O Dia das Mães é a segunda data mais importante para o comércio varejista, perdendo apenas para o Natal. Daí a expectativa que todo o ano se coloca sob os resultados das vendas nessa data, que serve como um termômetro para as vendas do ano.

Sondagem realizada pela Boa Vista SCPC com mais de 1.100 pessoas em todo o país e divulgada no dia 6 de maio já mostrava que o ânimo do consumidor não era dos melhores e que provavelmente os resultados seriam mais modestos do que no ano passado. A fatia de consumidores que planejava comprar presentes para a data recuou de 86% em 2014 para 75% em 2015. Além disso, o percentual dos que pretendiam gastar menos com o presente em 2015 aumentou de 25% para 38%.

Os resultados da sondagem não foram surpreendentes.
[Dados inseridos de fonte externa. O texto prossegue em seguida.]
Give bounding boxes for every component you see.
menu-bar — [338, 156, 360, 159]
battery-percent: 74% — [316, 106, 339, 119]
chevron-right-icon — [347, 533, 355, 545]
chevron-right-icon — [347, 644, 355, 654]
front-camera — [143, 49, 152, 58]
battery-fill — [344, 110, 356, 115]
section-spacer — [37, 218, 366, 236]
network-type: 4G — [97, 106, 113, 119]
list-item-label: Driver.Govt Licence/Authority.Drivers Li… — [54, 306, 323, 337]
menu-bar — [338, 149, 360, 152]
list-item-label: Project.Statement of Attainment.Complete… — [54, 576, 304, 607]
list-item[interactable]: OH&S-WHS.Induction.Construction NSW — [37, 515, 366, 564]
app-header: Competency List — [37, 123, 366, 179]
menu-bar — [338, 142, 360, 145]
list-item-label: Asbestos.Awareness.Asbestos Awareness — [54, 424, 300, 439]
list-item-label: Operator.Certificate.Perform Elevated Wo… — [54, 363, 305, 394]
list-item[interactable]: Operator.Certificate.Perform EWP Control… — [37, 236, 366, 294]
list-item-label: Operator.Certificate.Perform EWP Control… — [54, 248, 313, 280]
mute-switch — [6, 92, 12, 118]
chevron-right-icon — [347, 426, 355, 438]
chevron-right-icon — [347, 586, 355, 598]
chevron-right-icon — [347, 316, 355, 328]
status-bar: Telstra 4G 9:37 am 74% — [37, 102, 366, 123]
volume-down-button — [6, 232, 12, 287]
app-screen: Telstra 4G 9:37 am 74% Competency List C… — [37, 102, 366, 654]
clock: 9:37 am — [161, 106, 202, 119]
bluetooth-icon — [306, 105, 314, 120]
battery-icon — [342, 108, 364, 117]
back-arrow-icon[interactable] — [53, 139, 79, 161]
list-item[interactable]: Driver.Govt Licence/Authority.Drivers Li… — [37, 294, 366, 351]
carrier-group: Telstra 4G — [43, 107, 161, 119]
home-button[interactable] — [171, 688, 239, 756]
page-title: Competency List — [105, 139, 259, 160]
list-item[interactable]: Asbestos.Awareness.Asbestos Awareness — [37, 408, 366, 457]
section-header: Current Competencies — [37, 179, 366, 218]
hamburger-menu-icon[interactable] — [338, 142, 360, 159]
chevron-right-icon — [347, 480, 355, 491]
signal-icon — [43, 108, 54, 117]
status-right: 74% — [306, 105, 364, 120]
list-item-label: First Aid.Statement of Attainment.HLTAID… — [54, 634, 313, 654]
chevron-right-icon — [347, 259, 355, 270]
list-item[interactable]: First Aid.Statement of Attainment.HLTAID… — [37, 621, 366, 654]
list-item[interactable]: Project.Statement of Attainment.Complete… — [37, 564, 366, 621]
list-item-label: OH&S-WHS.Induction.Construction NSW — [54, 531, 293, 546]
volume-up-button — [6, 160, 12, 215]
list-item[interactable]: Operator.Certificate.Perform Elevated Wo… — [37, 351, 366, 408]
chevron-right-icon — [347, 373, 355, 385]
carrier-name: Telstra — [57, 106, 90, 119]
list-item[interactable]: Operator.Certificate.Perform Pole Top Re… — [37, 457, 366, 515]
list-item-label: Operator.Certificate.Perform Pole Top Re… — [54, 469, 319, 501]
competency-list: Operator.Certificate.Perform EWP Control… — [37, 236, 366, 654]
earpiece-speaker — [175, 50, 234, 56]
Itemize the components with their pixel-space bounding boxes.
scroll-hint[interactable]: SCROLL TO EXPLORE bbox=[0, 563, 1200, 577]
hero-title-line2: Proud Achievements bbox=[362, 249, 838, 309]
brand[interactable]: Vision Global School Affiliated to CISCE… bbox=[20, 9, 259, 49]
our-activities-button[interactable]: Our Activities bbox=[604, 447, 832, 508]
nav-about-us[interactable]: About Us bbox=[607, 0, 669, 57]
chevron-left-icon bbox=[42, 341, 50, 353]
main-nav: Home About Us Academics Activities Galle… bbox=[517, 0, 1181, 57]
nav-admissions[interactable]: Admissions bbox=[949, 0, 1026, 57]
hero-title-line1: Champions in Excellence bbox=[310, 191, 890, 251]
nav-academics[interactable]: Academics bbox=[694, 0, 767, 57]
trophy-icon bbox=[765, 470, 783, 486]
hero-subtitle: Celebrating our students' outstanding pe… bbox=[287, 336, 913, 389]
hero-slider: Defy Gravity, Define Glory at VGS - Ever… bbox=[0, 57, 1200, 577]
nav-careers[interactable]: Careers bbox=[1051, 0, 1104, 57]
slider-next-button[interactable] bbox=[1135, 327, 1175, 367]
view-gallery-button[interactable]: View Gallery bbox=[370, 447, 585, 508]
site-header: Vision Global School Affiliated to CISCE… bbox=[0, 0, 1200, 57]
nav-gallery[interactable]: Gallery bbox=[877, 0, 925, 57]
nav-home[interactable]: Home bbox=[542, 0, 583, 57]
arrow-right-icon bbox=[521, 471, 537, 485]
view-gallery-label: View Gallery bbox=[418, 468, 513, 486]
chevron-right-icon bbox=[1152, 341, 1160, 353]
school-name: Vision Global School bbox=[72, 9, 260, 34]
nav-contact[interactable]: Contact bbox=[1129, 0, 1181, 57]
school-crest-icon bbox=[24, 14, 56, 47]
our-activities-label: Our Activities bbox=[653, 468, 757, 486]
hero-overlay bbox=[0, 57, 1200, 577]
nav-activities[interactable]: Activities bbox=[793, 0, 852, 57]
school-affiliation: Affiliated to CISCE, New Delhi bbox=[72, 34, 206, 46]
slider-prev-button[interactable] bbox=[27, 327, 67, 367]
A cautela dos consumidores, refletida nos baixos índices de confiança, já vem influenciando o comércio nas datas comemorativas desde o ano passado. Os orçamentos apertados com o aumento dos preços, o crédito mais caro e restrito e as recentes preocupações com o mercado de trabalho vem gradativamente reduzindo o ímpeto dos consumidores.

Menos surpreendente ainda foi o resultado do indicador de movimento do Dia das Mães divulgado hoje pela Boa Vista SCPC, que apontou queda de 1,2% nas vendas deste ano na comparação com o mesmo período do ano passado. É o primeiro recuo das vendas para esta data desde 2008, quando o indicador foi criado. Levantamento da Fecomércio com base nos dados da Boa Vista e do IBGE estima que o recuo represente uma perda de R$ 7 bilhões para o comércio brasileiro em relação ao ano passado.